We are expected to automatically know how finances work once we become an adult and enter the workforce. This is not the case, and a lot of people, especially people who grew up in poverty or had poor financial role models end up struggling here and can end up with multiple debts. This can become a serious problem, and trying to figure out different loan payments every month, or looking into who needs to be paid off first is difficult for most people. One way you can help yourself in this situation is by streamlining your payment procedure by consolidating your debts. However, not everyone will benefit from this situation. You can learn more about consolidation by reading the rest of this article and speaking to a financial advisor.

Debt consolidation might be a good idea for you if:

  • You have multiple loans from different places and do not know how to go about paying most of them at once.
  • If the loans you have taken happen to have a high-interest rate. If the majority of your loans come with a high-interest rate, then consolidation might work for you.
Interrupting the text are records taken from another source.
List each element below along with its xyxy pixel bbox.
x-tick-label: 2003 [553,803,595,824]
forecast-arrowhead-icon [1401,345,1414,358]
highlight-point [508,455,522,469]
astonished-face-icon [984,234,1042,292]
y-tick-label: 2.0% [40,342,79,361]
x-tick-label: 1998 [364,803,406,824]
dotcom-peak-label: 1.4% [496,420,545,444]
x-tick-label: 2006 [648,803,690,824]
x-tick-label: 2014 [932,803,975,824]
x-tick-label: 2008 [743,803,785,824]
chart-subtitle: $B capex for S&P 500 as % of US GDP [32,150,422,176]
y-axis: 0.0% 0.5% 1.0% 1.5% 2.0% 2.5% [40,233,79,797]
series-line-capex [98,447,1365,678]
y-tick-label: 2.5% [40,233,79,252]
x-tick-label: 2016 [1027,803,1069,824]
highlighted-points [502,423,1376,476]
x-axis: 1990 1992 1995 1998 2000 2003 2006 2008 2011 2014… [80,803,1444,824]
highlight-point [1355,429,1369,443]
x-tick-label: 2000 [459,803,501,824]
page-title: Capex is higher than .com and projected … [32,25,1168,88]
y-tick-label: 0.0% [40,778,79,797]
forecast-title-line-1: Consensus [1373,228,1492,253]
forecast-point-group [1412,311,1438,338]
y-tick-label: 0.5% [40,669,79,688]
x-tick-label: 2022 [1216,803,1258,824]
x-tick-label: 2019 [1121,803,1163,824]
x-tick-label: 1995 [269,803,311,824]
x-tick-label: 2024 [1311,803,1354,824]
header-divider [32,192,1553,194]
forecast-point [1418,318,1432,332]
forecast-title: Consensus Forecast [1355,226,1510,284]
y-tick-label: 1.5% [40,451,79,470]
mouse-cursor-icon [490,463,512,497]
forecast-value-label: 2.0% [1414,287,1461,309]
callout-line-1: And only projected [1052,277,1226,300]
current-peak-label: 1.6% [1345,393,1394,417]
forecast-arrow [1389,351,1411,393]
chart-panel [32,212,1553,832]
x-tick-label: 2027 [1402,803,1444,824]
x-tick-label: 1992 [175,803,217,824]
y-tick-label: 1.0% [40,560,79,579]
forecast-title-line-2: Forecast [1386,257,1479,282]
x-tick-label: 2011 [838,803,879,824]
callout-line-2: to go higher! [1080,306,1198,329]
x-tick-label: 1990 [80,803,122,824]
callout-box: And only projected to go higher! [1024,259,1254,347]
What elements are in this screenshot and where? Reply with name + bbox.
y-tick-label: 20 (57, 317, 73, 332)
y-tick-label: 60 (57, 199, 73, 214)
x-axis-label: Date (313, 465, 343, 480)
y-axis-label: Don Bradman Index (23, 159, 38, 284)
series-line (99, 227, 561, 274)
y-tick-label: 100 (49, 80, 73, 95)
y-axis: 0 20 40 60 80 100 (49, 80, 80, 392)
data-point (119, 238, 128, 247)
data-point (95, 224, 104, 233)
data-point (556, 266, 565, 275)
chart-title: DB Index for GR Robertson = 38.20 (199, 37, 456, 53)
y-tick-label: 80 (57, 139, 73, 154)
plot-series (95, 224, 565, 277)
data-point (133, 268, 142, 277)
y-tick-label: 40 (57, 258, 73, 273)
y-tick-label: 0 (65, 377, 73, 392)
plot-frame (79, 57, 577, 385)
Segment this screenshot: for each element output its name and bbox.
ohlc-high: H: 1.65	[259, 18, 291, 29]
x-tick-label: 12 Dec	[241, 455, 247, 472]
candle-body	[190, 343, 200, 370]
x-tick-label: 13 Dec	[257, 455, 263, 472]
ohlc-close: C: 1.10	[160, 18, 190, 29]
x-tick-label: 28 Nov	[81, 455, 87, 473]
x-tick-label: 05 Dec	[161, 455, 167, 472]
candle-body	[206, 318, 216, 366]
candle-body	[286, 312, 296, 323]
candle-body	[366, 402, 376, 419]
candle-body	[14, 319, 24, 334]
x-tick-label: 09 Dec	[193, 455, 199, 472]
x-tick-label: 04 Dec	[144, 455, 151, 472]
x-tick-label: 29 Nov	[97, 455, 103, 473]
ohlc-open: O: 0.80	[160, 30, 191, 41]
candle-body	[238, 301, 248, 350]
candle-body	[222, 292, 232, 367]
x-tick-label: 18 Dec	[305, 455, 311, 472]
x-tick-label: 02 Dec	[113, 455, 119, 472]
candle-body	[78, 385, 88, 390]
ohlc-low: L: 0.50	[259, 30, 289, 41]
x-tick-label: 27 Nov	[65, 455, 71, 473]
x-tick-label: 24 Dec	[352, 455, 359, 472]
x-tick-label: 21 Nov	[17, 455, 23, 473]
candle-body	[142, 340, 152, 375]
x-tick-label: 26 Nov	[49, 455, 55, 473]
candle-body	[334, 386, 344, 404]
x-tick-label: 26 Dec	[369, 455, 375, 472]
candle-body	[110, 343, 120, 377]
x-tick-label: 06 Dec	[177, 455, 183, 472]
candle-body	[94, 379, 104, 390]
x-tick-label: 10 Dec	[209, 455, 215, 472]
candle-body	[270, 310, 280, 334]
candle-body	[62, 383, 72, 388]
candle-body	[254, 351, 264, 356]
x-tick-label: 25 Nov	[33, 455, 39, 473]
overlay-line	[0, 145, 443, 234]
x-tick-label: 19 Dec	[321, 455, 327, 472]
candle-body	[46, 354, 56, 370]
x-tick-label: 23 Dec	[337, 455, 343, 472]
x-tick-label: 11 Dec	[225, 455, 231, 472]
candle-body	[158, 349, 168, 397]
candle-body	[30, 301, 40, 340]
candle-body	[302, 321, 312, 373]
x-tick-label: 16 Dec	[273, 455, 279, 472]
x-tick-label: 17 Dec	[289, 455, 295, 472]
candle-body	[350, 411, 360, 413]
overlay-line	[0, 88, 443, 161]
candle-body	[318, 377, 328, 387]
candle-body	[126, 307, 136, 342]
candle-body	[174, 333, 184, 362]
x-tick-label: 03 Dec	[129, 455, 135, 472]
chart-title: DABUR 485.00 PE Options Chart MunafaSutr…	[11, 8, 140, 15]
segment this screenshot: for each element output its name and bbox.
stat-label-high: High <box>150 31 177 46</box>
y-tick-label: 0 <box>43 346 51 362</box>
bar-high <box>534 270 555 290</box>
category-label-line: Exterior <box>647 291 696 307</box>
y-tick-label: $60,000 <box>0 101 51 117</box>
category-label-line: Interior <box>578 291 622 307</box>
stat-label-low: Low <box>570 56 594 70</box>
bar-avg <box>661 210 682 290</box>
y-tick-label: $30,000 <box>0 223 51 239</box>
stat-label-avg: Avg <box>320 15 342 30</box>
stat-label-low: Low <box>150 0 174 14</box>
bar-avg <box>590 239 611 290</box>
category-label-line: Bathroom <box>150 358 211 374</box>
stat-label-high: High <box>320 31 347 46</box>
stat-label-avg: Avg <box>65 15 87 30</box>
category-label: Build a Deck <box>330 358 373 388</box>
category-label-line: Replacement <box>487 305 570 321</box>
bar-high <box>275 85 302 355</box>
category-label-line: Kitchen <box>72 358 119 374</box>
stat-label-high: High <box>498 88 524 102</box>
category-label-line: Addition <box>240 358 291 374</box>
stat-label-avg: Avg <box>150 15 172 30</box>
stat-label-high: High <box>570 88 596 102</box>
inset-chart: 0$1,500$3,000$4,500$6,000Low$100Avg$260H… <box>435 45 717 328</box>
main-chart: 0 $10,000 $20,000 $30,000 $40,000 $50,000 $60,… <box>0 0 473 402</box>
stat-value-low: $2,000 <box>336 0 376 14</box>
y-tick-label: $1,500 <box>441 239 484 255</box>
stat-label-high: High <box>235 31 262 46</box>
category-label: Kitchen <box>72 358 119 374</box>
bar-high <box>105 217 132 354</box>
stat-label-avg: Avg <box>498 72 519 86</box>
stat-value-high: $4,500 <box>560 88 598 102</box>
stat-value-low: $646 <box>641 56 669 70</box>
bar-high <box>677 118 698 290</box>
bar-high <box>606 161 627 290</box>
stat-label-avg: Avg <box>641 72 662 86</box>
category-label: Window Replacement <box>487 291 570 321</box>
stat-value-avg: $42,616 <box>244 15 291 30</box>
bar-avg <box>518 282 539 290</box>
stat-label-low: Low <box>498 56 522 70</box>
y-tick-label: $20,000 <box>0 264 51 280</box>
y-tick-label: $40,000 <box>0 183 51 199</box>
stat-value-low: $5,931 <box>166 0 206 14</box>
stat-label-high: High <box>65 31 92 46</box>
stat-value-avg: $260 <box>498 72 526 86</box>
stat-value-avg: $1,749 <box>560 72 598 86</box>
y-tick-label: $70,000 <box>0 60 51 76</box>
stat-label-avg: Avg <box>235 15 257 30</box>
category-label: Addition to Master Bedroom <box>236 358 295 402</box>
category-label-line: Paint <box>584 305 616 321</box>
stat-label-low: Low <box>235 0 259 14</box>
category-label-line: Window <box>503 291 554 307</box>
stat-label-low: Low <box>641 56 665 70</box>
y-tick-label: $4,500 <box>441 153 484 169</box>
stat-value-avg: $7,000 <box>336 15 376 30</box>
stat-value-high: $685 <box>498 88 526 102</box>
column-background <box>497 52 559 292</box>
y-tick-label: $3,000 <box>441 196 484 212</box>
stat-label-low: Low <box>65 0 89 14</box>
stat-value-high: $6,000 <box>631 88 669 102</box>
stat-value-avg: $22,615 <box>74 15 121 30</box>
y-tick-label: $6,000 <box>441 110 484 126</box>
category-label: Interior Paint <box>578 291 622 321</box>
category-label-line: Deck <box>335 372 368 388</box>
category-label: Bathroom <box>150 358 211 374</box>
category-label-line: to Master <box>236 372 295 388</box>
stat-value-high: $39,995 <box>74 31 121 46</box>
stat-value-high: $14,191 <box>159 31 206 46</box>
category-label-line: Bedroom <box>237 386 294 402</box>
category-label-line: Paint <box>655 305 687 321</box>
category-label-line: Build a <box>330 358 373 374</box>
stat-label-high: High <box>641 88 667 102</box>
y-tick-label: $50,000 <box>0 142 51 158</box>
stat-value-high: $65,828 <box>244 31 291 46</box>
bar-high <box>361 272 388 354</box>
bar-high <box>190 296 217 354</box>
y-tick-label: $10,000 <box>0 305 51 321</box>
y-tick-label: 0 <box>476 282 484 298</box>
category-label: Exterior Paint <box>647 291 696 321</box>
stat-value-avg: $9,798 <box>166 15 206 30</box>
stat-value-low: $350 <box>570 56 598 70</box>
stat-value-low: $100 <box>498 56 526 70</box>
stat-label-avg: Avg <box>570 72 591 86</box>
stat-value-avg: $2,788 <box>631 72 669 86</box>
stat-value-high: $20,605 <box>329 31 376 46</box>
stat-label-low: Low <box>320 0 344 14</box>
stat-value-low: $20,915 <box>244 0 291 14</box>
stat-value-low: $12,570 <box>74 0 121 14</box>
  • If you have a good credit score and can apply for a new consolidated loan that will have a low-interest rate compared to multiple loans with different interest rates.
  • If you have the budget and savings to be able to pay your monthly consolidated loan payment with interest at a consistent rate. If you miss a consolidated loan payment, it hurts your credit score badly.
  • If you are committed to improving your spending habits then consolidating your loans might help. If you continue being hasty with your spending even with a consolidated loan, you can end up in even more debt.